Start with the most direct exhaustive search. That gives a correctness anchor before optimizing.
Pattern signal: Array · Greedy
[2,1,5,2,3] "01010"
[4,7,2,9] "0000"
Source-backed implementations are provided below for direct study and interview prep.
// Accepted solution for LeetCode #3781: Maximum Score After Binary Swaps
class Solution {
public long maximumScore(int[] nums, String s) {
long ans = 0;
PriorityQueue<Integer> pq = new PriorityQueue<>(Collections.reverseOrder());
for (int i = 0; i < nums.length; i++) {
int x = nums[i];
char c = s.charAt(i);
pq.offer(x);
if (c == '1') {
ans += pq.poll();
}
}
return ans;
}
}
// Accepted solution for LeetCode #3781: Maximum Score After Binary Swaps
func maximumScore(nums []int, s string) int64 {
var ans int64
pq := &hp{}
heap.Init(pq)
for i, x := range nums {
pq.push(x)
if s[i] == '1' {
ans += int64(pq.pop())
}
}
return ans
}
type hp struct{ sort.IntSlice }
func (h hp) Less(i, j int) bool { return h.IntSlice[i] > h.IntSlice[j] }
func (h *hp) Push(v any) { h.IntSlice = append(h.IntSlice, v.(int)) }
func (h *hp) Pop() any {
a := h.IntSlice
v := a[len(a)-1]
h.IntSlice = a[:len(a)-1]
return v
}
func (h *hp) push(v int) { heap.Push(h, v) }
func (h *hp) pop() int { return heap.Pop(h).(int) }
# Accepted solution for LeetCode #3781: Maximum Score After Binary Swaps
class Solution:
def maximumScore(self, nums: List[int], s: str) -> int:
ans = 0
pq = []
for x, c in zip(nums, s):
heappush(pq, -x)
if c == "1":
ans -= heappop(pq)
return ans
// Accepted solution for LeetCode #3781: Maximum Score After Binary Swaps
// Rust example auto-generated from java reference.
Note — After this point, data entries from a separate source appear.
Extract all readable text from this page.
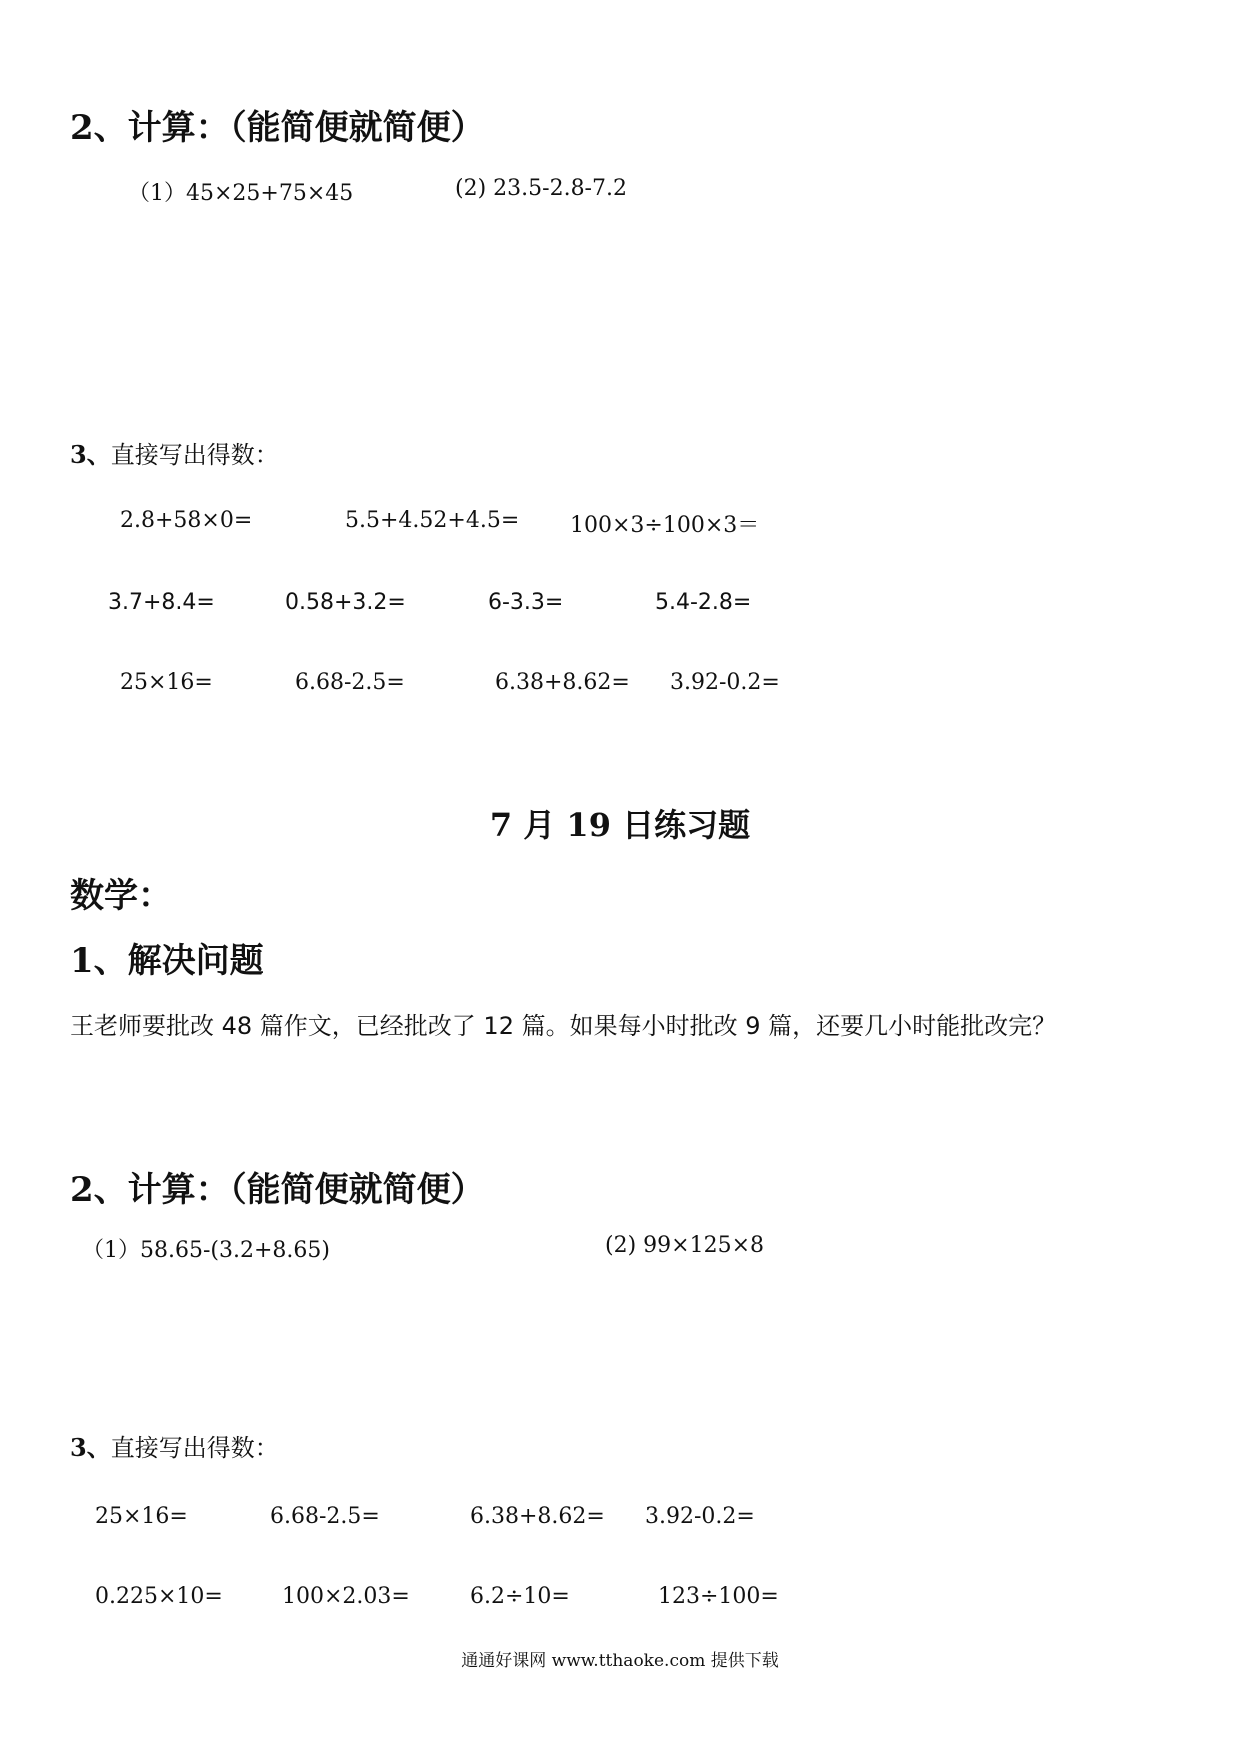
2、计算：（能简便就简便）
（1）45×25+75×45	(2) 23.5-2.8-7.2
3、直接写出得数：
2.8+58×0=	5.5+4.52+4.5= 100×3÷100×3＝
3.7+8.4=	0.58+3.2=	6-3.3=	5.4-2.8=
25×16=	6.68-2.5=	6.38+8.62= 3.92-0.2=
7 月 19 日练习题
数学：
1、解决问题
王老师要批改 48 篇作文，已经批改了 12 篇。如果每小时批改 9 篇，还要几小时能批改完？
2、计算：（能简便就简便）
（1）58.65-(3.2+8.65)	(2) 99×125×8
3、直接写出得数：
25×16=	6.68-2.5=	6.38+8.62= 3.92-0.2=
0.225×10=	100×2.03=	6.2÷10=	123÷100=
通通好课网 www.tthaoke.com 提供下载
// Replace the signature and local types with the exact LeetCode harness for this problem.
impl Solution {
pub fn rust_example() {
// Port the logic from the reference block below.
}
}
// Reference (java):
// // Accepted solution for LeetCode #3781: Maximum Score After Binary Swaps
// class Solution {
// public long maximumScore(int[] nums, String s) {
// long ans = 0;
// PriorityQueue<Integer> pq = new PriorityQueue<>(Collections.reverseOrder());
// for (int i = 0; i < nums.length; i++) {
// int x = nums[i];
// char c = s.charAt(i);
// pq.offer(x);
// if (c == '1') {
// ans += pq.poll();
// }
// }
// return ans;
// }
// }
// Accepted solution for LeetCode #3781: Maximum Score After Binary Swaps
function maximumScore(nums: number[], s: string): number {
let ans = 0;
const pq = new MaxPriorityQueue<number>();
for (let i = 0; i < nums.length; i++) {
const x = nums[i];
const c = s[i];
pq.enqueue(x);
if (c === '1') {
ans += pq.dequeue()!;
}
}
return ans;
}
Use this to step through a reusable interview workflow for this problem.
Try every possible combination of choices. With n items each having two states (include/exclude), the search space is 2ⁿ. Evaluating each combination takes O(n), giving O(n × 2ⁿ). The recursion stack or subset storage uses O(n) space.
Greedy algorithms typically sort the input (O(n log n)) then make a single pass (O(n)). The sort dominates. If the input is already sorted or the greedy choice can be computed without sorting, time drops to O(n). Proving greedy correctness (exchange argument) is harder than the implementation.
Review these before coding to avoid predictable interview regressions.
Wrong move: Loop endpoints miss first/last candidate.
Usually fails on: Fails on minimal arrays and exact-boundary answers.
Fix: Re-derive loops from inclusive/exclusive ranges before coding.
Wrong move: Locally optimal choices may fail globally.
Usually fails on: Counterexamples appear on crafted input orderings.
Fix: Verify with exchange argument or monotonic objective before committing.